About Rehab

One of the first things we learned was that everyone is affected differently by stroke and that not everyone will recover completely. The purpose of Rehabilitation is to recover as much as possible AND to learn to manage (activities of daily living) with the level of recovery that is achieved.

Ideally stroke rehabilitation will begin within days of the stroke event so long as the patient is stable; sometimes rehabilitation will begin in the hospital where the patient was first treated, other times the patient will be transferred to an acute or sub-acute facility where therapy will be offered to meet the patient's needs and abilities — the doctors at the hospital will best be able to make this determination. 

"Acute rehabilitation is appropriate for patients who will benefit from an intensive, multidisciplinary rehabilitation program."
"Sub acute level care is less intensive than acute rehabilitation... a combination of physical, occupational and speech therapy may be provided in the sub acute setting"
(from Burke Rehabilitation Hospital)

Our Story:
In our case, Mark was transferred to an ACUTE facility the 3rd day after the diagnosis, the rehabilitation hospital doctor welcomed him to Rehab Bootcamp; he arrived on a Friday night and therapy began the next day. When he arrived he was totally paralyzed on one-side of his body although his level of consciousness and speech didn't appear affected.

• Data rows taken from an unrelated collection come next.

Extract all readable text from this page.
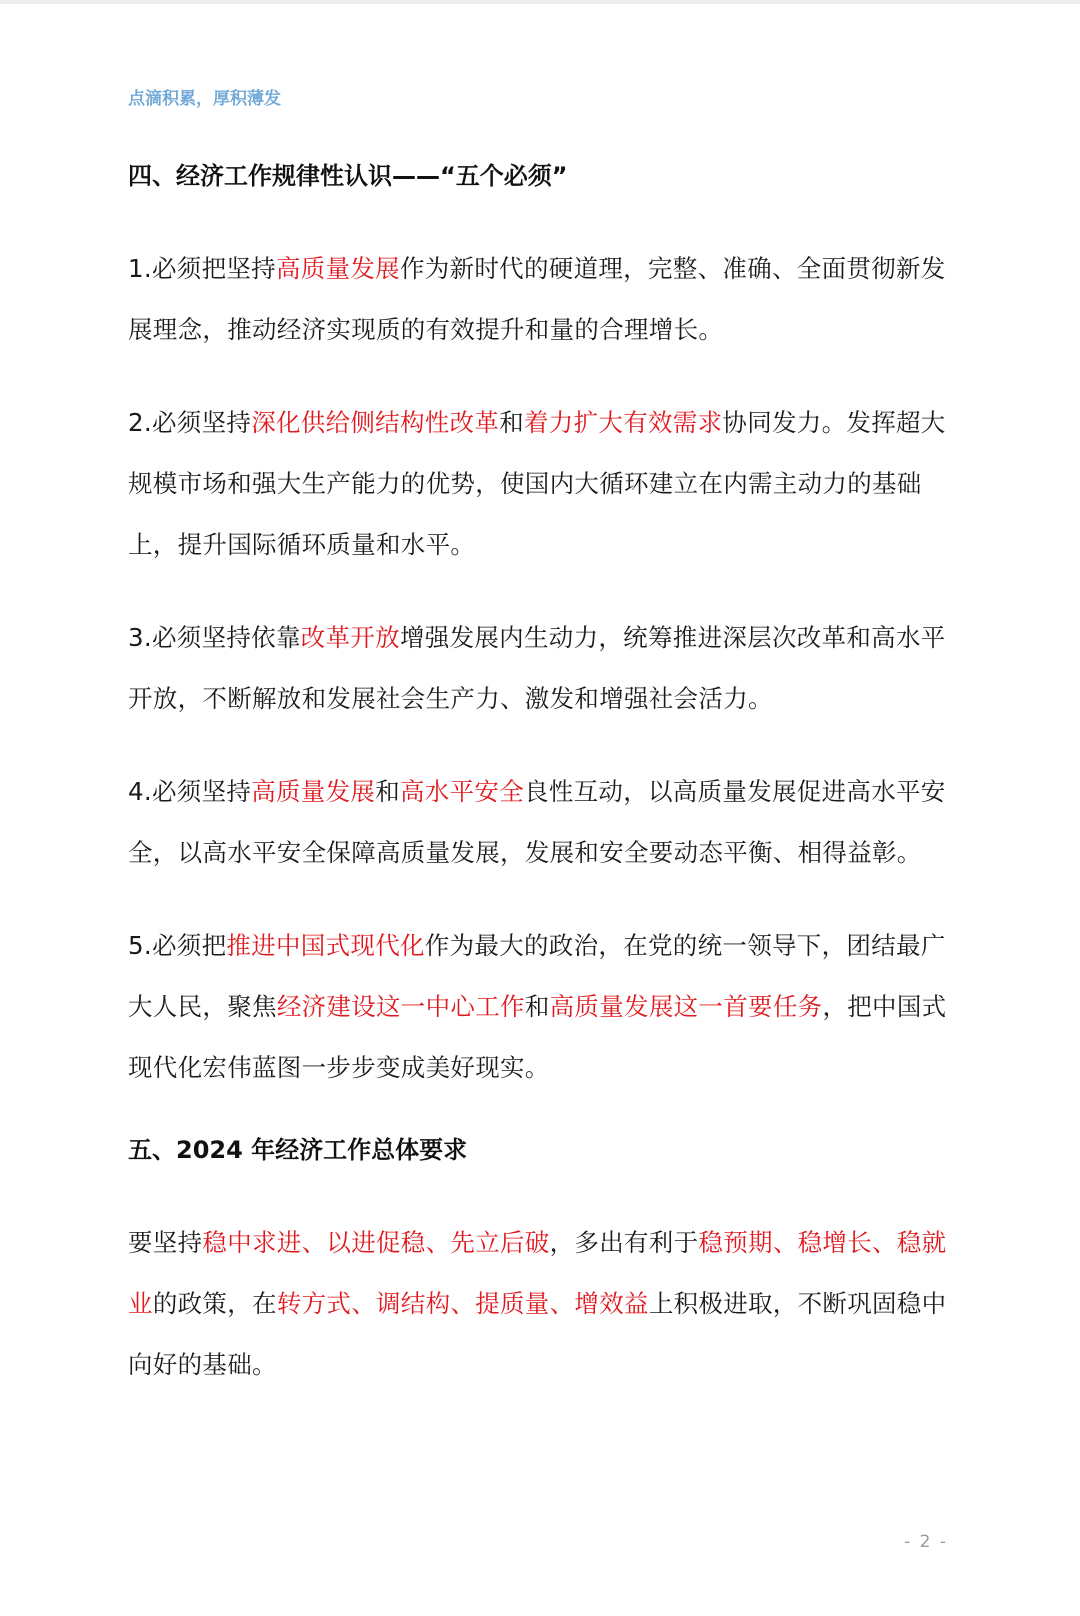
点滴积累，厚积薄发

四、经济工作规律性认识——“五个必须”

1.必须把坚持高质量发展作为新时代的硬道理，完整、准确、全面贯彻新发展理念，推动经济实现质的有效提升和量的合理增长。

2.必须坚持深化供给侧结构性改革和着力扩大有效需求协同发力。发挥超大规模市场和强大生产能力的优势，使国内大循环建立在内需主动力的基础上，提升国际循环质量和水平。

3.必须坚持依靠改革开放增强发展内生动力，统筹推进深层次改革和高水平开放，不断解放和发展社会生产力、激发和增强社会活力。

4.必须坚持高质量发展和高水平安全良性互动，以高质量发展促进高水平安全，以高水平安全保障高质量发展，发展和安全要动态平衡、相得益彰。

5.必须把推进中国式现代化作为最大的政治，在党的统一领导下，团结最广大人民，聚焦经济建设这一中心工作和高质量发展这一首要任务，把中国式现代化宏伟蓝图一步步变成美好现实。

五、2024 年经济工作总体要求

要坚持稳中求进、以进促稳、先立后破，多出有利于稳预期、稳增长、稳就业的政策，在转方式、调结构、提质量、增效益上积极进取，不断巩固稳中向好的基础。

- 2 -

The beginning program consisted of 6 days per week of Physical, Occupational and Speech therapy, as time progressed some therapies were reduced and others introduced; throughout the month he was there he also saw a psychiatrist, got to practice in a pseudo independent living situation, did math, learned to write (again), practiced climbing stairs, and even pretend-drove a mock-up car! Most importantly (although these are things most of us take for granted) he learned to do things for himself such as daily toiletries, feeding himself, transferring from bed to wheelchair, and even going to the bathroom without assistance. There were also several socialization opportunities such as discussion groups, entertainment and games.

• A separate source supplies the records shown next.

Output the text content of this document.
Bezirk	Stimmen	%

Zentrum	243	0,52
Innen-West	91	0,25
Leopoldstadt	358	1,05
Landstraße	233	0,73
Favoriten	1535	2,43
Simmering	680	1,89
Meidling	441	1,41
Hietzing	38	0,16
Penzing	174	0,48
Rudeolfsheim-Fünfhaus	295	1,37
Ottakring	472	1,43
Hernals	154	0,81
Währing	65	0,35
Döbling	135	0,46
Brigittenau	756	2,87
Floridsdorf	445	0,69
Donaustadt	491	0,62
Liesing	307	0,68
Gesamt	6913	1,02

Although Mark had quite a bit of practice using a walker, he was still mostly confined to a wheelchair by the end of his scheduled month, this was heartbreaking as there was no way the therapists could recommend that he return home. Although I had often thought of "growing old in place" I was dismayed to learn how inadequate our own home was for many disabilities. I cried when I was told they were transferring him to a sub-acute facility.

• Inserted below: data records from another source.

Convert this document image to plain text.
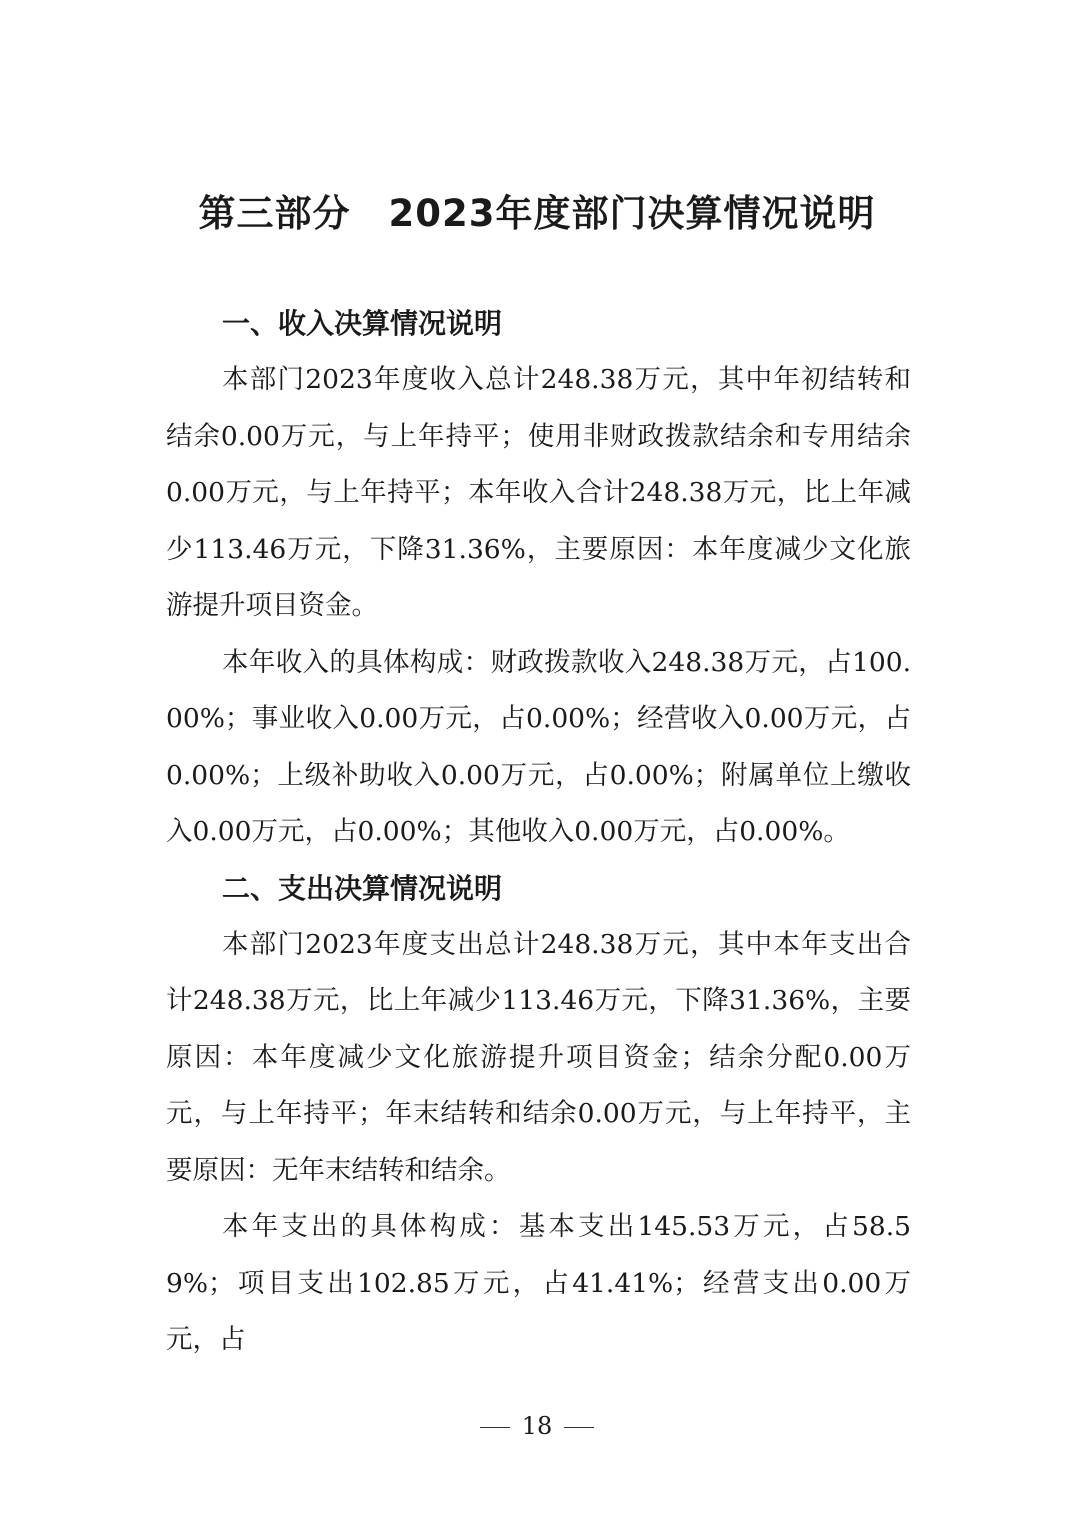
第三部分　2023年度部门决算情况说明
一、收入决算情况说明

本部门2023年度收入总计248.38万元，其中年初结转和结余0.00万元，与上年持平；使用非财政拨款结余和专用结余0.00万元，与上年持平；本年收入合计248.38万元，比上年减少113.46万元，下降31.36%，主要原因：本年度减少文化旅游提升项目资金。

本年收入的具体构成：财政拨款收入248.38万元，占100.00%；事业收入0.00万元，占0.00%；经营收入0.00万元，占0.00%；上级补助收入0.00万元，占0.00%；附属单位上缴收入0.00万元，占0.00%；其他收入0.00万元，占0.00%。

二、支出决算情况说明

本部门2023年度支出总计248.38万元，其中本年支出合计248.38万元，比上年减少113.46万元，下降31.36%，主要原因：本年度减少文化旅游提升项目资金；结余分配0.00万元，与上年持平；年末结转和结余0.00万元，与上年持平，主要原因：无年末结转和结余。

本年支出的具体构成：基本支出145.53万元，占58.59%；项目支出102.85万元，占41.41%；经营支出0.00万元，占

18
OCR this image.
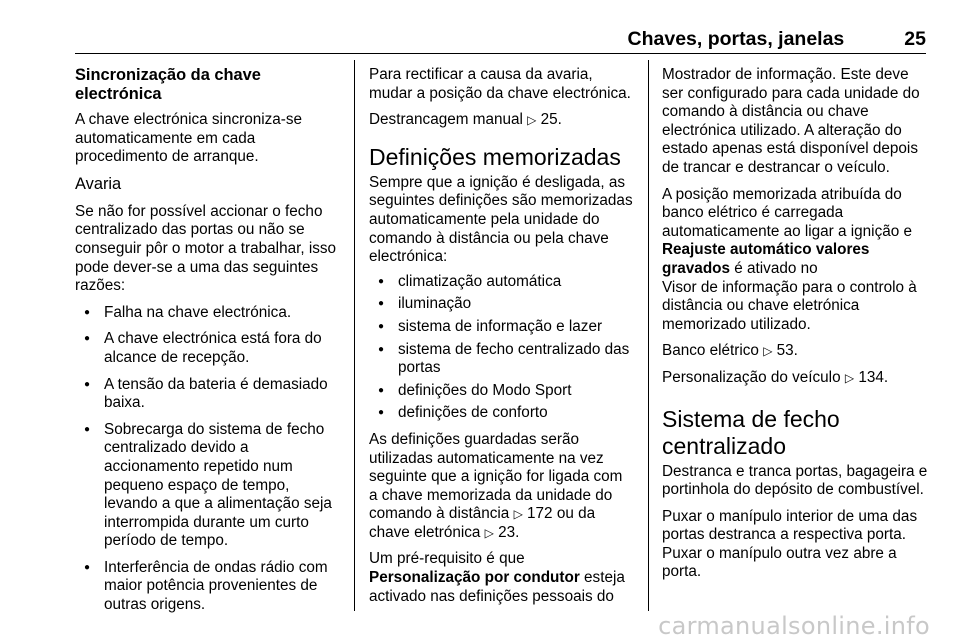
Chaves, portas, janelas	25
Sincronização da chave electrónica

A chave electrónica sincroniza-se automaticamente em cada procedimento de arranque.

Avaria

Se não for possível accionar o fecho centralizado das portas ou não se conseguir pôr o motor a trabalhar, isso pode dever-se a uma das seguintes razões:

● Falha na chave electrónica.
● A chave electrónica está fora do alcance de recepção.
● A tensão da bateria é demasiado baixa.
● Sobrecarga do sistema de fecho centralizado devido a accionamento repetido num pequeno espaço de tempo, levando a que a alimentação seja interrompida durante um curto período de tempo.
● Interferência de ondas rádio com maior potência provenientes de outras origens.

Para rectificar a causa da avaria, mudar a posição da chave electrónica.

Destrancagem manual ▷ 25.

Definições memorizadas

Sempre que a ignição é desligada, as seguintes definições são memorizadas automaticamente pela unidade do comando à distância ou pela chave electrónica:

● climatização automática
● iluminação
● sistema de informação e lazer
● sistema de fecho centralizado das portas
● definições do Modo Sport
● definições de conforto

As definições guardadas serão utilizadas automaticamente na vez seguinte que a ignição for ligada com a chave memorizada da unidade do comando à distância ▷ 172 ou da chave eletrónica ▷ 23.

Um pré-requisito é que Personalização por condutor esteja activado nas definições pessoais do

Mostrador de informação. Este deve ser configurado para cada unidade do comando à distância ou chave electrónica utilizado. A alteração do estado apenas está disponível depois de trancar e destrancar o veículo.

A posição memorizada atribuída do banco elétrico é carregada automaticamente ao ligar a ignição e Reajuste automático valores gravados é ativado no
Visor de informação para o controlo à distância ou chave eletrónica memorizado utilizado.

Banco elétrico ▷ 53.

Personalização do veículo ▷ 134.

Sistema de fecho centralizado

Destranca e tranca portas, bagageira e portinhola do depósito de combustível.

Puxar o manípulo interior de uma das portas destranca a respectiva porta. Puxar o manípulo outra vez abre a porta.

carmanualsonline.info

By previous experience I can say the sub-acute facility was better than I expected but truthfully it was nowhere near the level of the rehab hospital he had already been in. His physical therapy sessions were limited to approximately an hour to an hour-and-a-half five days a week. Since the facility had a mixed clientele the therapists didn't always distinguish the activities per patient and they didn't push if a patient didn't want to work, fortunately Mark was determined and pushed himself. He remained "confined" to the wheelchair for 3 of the 4 weeks he was there. Finally he became proficient with a walker and amidst our tears of joy, he came home.

There was the 3rd leg of therapy — Outpatient. There was very little guidance afforded us to choose a facility here so we did our best. The sub-acute doctor wrote a prescription and we searched for a physical therapist with the right equipment for Mark's needs. The therapist worked extensively with strengthening his walking ability which did enable Mark to drop the walker and rely on a quad-cane (a cane with "feet" for extra stability). Insurance coverage eventually dictated when he was "done" with therapy.

He had come a long way, walking short distances with the cane, learning to drive again, and beginning to do normal household and personal chores. Since he still needed assistance and his stamina wasn't what he needed he was classified disabled by social security.